I wrote it as part of a degree while I was also working full-time. It was my only fiction project at the time, but I don't recall being submerged in it, as I was pulling silly hours in my job, and more or less squeezing in time to write whenever I was in the mood or had the energy. I did however smash out the last 30 or 40 pages in one night. A lot of those have ended up being cut, so it was probably just an unconscious effort to get the thing over with; but at the time I recall it was fairly emotional, and I was all over the place when I finished, just before dawn.

When I rewrote chunks this time around, I tried to savour the writing process as much as I could. When it's going well there is no better feeling, and it's always over far too quickly. 

When did you first realise you wanted to be a writer?

I'm still not entirely sure what it means to be a writer. When people ask me what I do, I tell them that I write, not that I'm a writer. It seems too formal a description for my life, which is really a haphazard mixture of sloth punctuated with enormously diligent and massive production, excitement, boredom, procrastination and good intentions that come to nothing.

I've also always been suspicious of people who introduce themselves as "writers" or "artists", because those titles too often serve as a front for a profound lack of skill or a sad lack of output.

But to answer the question, I think I was in high school when I first began hoping that I would be able to make a limited living by writing, and at the moment I'm slowly figuring out how to indulge the habit while still remaining part of the human race. 

What do you love most about writing?

That's impossible to answer, but when it's going well it is an almost physical sensation – a fullness, or an alertness.  

Do you have any recurring themes in your work?

I don't think I've written enough to reveal any recurring themes. I suspect I'm always drawn towards the end of things, whether a human life or a landscape or a society, but it's hard to judge. 

Which (if any) author first inspired you to start writing?

I wanted to write before I could read, which is probably an ominous early sign of a crashing bore. As I started reading more and more, it wasn't so much a realisation as a confirmation – yes, this is what I want to do. I can't name names, mostly because I don't remember them – it was generally stuff with titles like "The Bowmen of Crecy" and "Tank Commander on the Somme!" and "What Now For The Highland Friends?". 

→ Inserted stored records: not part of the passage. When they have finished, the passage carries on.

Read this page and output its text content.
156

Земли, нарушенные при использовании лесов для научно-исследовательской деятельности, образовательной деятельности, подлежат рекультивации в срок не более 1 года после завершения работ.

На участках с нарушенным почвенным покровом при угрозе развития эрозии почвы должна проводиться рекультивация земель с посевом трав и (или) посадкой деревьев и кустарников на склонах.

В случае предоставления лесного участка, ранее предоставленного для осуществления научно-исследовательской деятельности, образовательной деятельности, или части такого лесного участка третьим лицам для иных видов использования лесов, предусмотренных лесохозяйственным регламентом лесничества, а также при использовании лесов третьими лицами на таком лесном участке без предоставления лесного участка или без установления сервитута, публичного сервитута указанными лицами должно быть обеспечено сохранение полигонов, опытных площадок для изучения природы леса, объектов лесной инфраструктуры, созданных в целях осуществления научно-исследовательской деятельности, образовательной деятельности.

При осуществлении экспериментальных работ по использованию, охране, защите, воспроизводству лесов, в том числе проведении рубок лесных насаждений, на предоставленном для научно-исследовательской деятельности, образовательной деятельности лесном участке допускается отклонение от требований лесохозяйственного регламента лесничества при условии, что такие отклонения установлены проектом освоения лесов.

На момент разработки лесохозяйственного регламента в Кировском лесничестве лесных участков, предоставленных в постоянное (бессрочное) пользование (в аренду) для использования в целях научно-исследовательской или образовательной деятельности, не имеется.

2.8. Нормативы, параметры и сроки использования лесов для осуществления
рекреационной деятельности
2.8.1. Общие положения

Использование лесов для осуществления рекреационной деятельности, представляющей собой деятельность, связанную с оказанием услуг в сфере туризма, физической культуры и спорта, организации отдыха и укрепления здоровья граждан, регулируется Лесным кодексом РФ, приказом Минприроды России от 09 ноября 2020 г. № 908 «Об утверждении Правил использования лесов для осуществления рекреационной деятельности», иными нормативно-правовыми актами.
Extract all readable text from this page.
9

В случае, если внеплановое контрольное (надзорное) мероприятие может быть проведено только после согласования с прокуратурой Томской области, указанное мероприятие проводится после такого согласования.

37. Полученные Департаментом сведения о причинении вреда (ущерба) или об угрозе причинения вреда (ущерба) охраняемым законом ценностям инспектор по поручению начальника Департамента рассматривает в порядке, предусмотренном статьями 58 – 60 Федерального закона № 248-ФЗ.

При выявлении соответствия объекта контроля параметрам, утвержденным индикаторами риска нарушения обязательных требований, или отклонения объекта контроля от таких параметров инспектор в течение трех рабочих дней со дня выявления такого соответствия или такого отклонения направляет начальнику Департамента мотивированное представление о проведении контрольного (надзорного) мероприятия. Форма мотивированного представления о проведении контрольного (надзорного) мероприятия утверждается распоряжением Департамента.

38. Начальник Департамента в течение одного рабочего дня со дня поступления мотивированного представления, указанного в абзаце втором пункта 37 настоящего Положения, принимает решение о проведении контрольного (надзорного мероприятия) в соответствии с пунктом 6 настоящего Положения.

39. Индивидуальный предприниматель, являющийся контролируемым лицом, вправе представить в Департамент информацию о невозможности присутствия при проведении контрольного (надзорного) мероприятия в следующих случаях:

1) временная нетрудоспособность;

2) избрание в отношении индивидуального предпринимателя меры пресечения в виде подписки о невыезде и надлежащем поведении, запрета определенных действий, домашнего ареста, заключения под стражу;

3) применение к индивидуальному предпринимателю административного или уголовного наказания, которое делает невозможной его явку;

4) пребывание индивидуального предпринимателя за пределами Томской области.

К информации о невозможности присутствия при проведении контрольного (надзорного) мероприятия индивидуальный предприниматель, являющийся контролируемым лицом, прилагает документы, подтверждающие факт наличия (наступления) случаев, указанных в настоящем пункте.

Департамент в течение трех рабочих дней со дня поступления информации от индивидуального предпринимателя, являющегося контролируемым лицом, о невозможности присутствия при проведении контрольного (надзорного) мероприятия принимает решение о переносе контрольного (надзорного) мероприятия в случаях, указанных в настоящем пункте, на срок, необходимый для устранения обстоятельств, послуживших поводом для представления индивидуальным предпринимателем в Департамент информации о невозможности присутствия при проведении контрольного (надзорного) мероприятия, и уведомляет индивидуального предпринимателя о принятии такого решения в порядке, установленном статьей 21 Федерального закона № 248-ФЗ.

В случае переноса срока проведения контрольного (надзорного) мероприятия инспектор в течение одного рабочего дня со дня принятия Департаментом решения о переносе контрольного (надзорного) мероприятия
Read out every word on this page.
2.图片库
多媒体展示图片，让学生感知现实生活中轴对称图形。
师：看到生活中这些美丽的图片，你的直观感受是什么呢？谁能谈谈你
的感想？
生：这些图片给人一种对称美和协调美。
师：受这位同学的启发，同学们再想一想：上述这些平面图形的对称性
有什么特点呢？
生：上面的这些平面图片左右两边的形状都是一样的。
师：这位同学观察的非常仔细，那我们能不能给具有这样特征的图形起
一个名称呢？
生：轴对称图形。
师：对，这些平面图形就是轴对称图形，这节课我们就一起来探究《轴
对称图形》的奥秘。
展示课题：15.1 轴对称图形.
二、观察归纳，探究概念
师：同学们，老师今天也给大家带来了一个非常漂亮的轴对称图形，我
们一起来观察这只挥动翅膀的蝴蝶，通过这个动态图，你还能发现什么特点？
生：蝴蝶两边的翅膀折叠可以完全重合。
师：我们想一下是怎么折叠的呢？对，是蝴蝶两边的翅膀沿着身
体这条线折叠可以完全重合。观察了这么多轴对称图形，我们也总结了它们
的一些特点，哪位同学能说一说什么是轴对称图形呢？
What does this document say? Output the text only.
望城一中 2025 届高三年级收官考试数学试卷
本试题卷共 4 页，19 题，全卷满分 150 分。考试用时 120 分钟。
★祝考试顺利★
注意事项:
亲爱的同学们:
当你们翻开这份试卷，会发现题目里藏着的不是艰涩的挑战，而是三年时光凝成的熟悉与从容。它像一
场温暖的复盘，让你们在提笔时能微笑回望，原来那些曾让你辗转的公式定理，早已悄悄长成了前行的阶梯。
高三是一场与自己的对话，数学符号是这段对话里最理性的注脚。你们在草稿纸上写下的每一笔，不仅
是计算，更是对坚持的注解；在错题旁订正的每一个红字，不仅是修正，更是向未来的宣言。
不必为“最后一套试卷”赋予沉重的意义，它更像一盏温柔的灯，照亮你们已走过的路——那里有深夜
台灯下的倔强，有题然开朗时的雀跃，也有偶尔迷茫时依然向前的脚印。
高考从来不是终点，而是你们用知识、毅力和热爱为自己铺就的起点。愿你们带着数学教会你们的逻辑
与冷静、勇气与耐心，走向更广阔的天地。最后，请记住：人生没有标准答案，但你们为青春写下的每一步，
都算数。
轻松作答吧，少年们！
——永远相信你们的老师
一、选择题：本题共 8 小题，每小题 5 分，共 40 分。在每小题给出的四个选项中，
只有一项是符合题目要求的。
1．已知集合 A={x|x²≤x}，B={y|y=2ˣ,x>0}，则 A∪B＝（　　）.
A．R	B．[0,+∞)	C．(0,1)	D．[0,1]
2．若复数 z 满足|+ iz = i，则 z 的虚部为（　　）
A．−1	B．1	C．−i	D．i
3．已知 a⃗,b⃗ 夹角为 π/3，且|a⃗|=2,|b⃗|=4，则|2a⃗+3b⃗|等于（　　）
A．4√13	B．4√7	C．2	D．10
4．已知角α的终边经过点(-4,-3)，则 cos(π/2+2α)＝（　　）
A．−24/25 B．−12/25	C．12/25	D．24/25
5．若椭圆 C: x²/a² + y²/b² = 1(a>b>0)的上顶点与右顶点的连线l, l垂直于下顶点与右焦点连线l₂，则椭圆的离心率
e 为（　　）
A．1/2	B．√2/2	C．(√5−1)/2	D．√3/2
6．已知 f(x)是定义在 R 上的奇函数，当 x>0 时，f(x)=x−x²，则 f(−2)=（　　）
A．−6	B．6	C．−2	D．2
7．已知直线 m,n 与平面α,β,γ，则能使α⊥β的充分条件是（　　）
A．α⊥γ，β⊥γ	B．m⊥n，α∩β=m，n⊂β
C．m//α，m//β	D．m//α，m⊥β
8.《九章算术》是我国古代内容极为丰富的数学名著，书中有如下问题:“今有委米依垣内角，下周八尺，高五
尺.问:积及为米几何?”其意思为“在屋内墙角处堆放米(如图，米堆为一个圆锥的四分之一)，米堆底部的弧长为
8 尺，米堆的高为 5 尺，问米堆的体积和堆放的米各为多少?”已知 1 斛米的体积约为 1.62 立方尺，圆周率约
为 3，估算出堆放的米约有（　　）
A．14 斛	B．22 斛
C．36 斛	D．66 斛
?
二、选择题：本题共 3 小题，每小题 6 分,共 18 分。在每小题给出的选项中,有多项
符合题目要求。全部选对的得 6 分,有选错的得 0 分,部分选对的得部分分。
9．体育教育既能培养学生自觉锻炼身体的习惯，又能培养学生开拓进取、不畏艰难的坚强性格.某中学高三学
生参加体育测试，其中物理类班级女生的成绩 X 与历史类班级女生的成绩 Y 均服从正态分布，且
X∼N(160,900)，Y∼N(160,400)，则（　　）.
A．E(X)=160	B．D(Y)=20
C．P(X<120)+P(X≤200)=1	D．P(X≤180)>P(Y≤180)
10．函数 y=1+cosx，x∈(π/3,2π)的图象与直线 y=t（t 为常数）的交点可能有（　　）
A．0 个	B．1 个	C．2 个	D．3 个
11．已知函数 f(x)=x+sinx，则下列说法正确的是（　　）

What books are on your bedside table at the moment?

None. There's a wooden frog puppet and a box of Panados on my bedside table. 

Do you consider yourself a Cape Town writer?

I can't answer that because I don't know what a 'Cape Town writer' is. Also I'm always suspicious of those sorts of labels, as they tend to come laden with nonsensical baggage. Some people want to believe that writers in Cape Town are more aesthetic or "poetic" (whatever that means) because they happen to work near a mountain. This is almost as silly as wanting to believe (as many do) that writers in Cape Town are colonial relics suppressing pathological racism while their counterparts in Johannesburg are liberated Africanists who have managed to break free of all historical influence.  

Does place influence your writing?

I don't think Cape Town has influenced me much. Like anywhere it has nooks and crannies that are very pleasing, but as a generalised urban space it is fairly mediocre. For me, a great city is one that cares slightly more for its pedestrians than its drivers, and Cape Town is at best indifferent to pedestrians and at worst openly hostile. However, I have been greatly influenced by other places and landscapes. Most contribute nothing more than a mood or a memory of a mood, but those are the sorts of things that stay with me, and seep through into a piece of writing from time to time. 

What is the meaning of life, according to Tom Eaton?

Keep your head down and let trained professionals worry about the meaning of life.